It’s no secret to Android fans that the security of their favorite mobile platform has been often questioned after various malware programs managed to bypass security measures and affect Android devices – quite a few malware-containing apps even made it to the Google Play store. In addition to that, the Android devices themselves were prone to being attacked by smart hackers that knew what to look for in order to trigger malicious actions on the device.
But that doesn’t mean Google hasn’t paid special attention to these exploits. In fact, it looks like Jelly Bean’s security has been significantly improved to prevent future malware attacks, according to Duo Security research. That doesn’t mean that Android is 100% secure from such attacks – no operating system is 100% safe from attacks as hackers will always find exploits to take advantage of – but that hackers will have a much tougher job getting access to your Android smartphones and tablets.
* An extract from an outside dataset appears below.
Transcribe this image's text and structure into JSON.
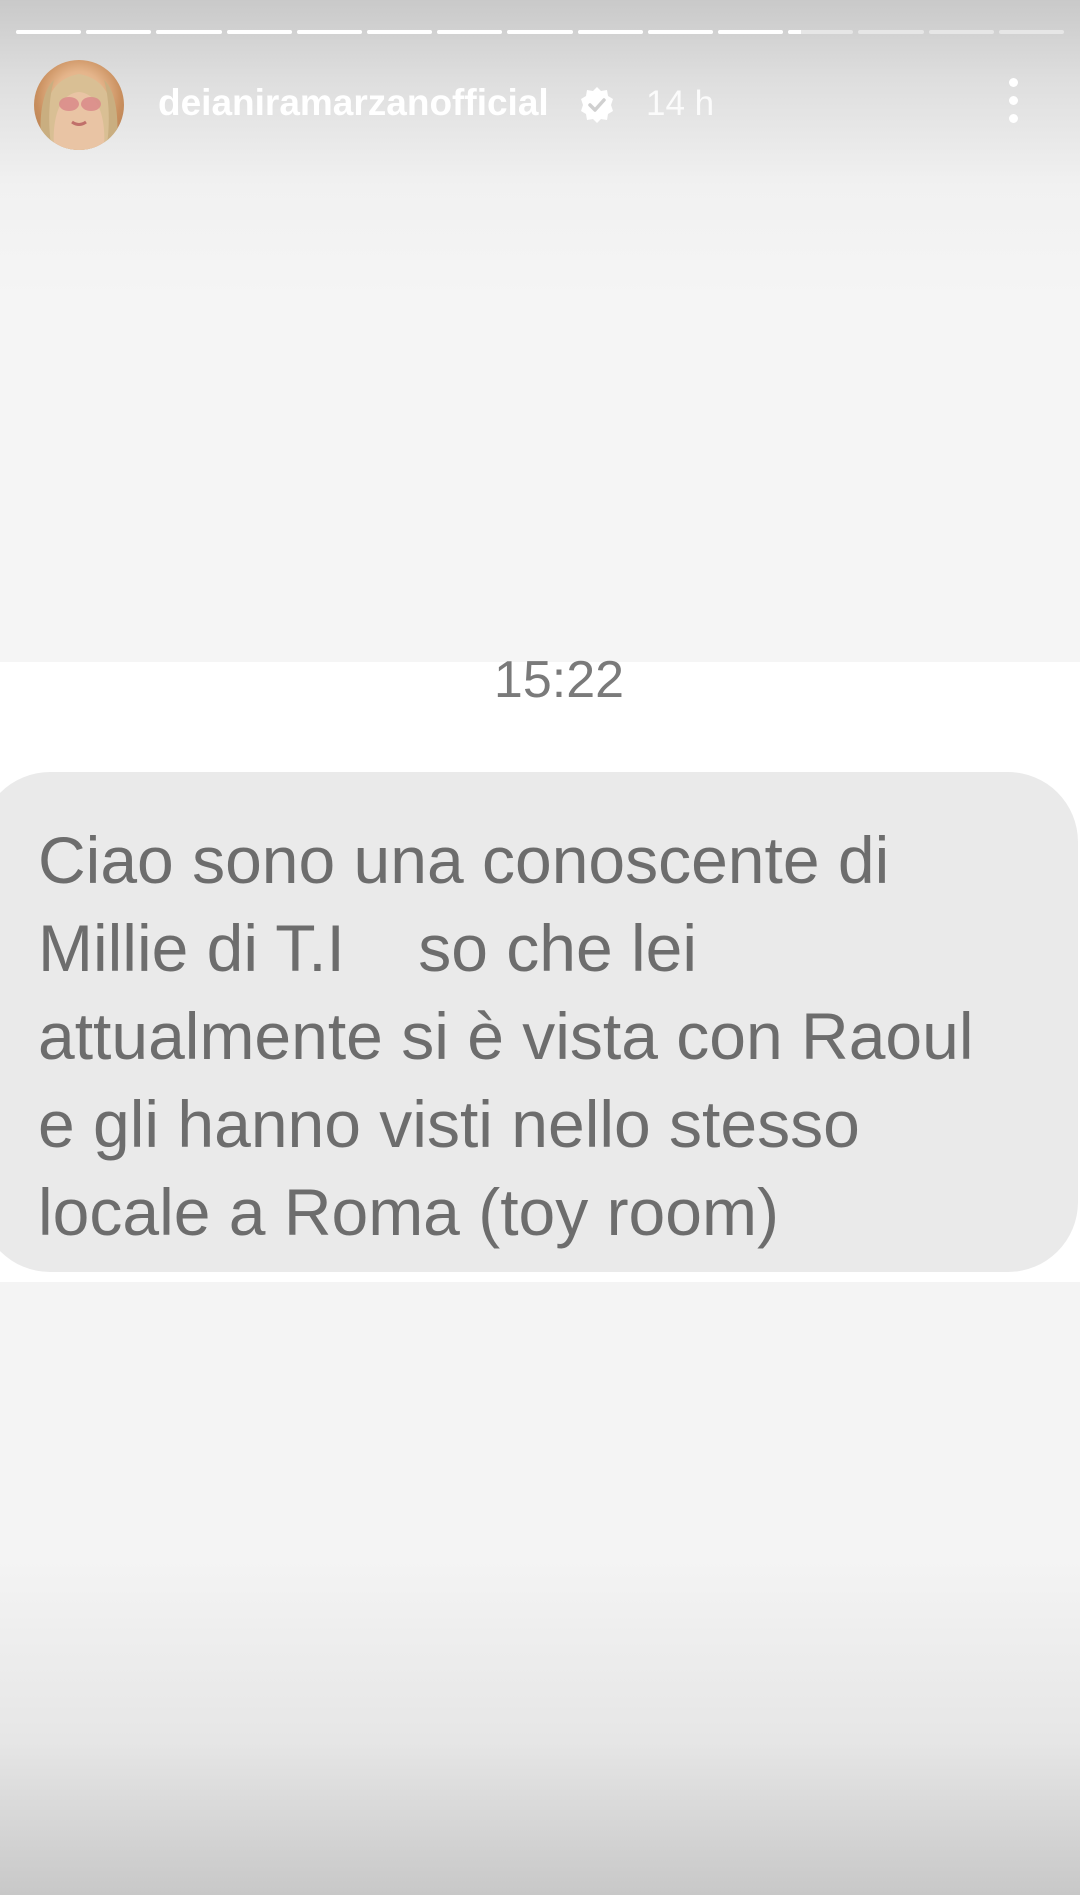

Ars Technica explains that Jelly Bean is the first Android version that offers a proper address space layout randomization, or ASLR, which makes it difficult for hackers to plan their attacks. As its name suggests, ASLR randomizes something, in this case the memory locations – “library, stack, heap and most other OS data structures” – and therefore hackers will have a hard time predicting where the malicious code they want to load on the device will be located in memory, a job that was much easier in previous Android versions.
In addition to ASLR, there’s also a data execution prevention, or DEP, system in place in Jelly Bean, which works together with ASLR to prevent such attacks. ASLR was available also in Ice Cream Sandwich, but it didn’t function properly, leaving doors open to unwanted attacks:
Although Android 4.0, aka Ice Cream Sandwich, was the first Android release to offer ASLR, the implementation was largely ineffective at mitigating real-world attacks. One of the chief reasons for the deficiency was Android’s executable region, heap, libraries, and linker were loaded at the same locations each time. This made it significantly easier for attackers designing exploits to predict where in memory their malicious code can be located.
“As long as there’s anything that’s not randomized, then it (ASLR) doesn’t work, because as long as the attacker knows something is in the same spot, they can use that to break out of everything else,” Charlie Miller, a veteran smartphone hacker and principal research consultant at security firm Accuvant, told Ars. “Jelly Bean is going to be the first version of Android that has full ASLR and DEP, so it’s going to be pretty difficult to write exploits for that.”
Ars also notes that Apple has had ASLR and DEP in iOS for the past 16 months. On top of these features, iOS also features another layer of security called code signing, “a protection designed to prevent unauthorized applications from running on the device by requiring code loaded into memory to carry a valid digital signature before it can be executed.”
It will be interesting to see whether code signing will come to Android in future OS versions, but in the mean time the good news is that Jelly Bean is much safer than its predecessors. Obviously, the bad news is that not all Android devices out there will get these security features, as not all of them will be upgradeable to Android 4.1. But that’s an entirely different story.
Have you been affected by any malware apps or malware-containing sites on your Android smartphone or tablet?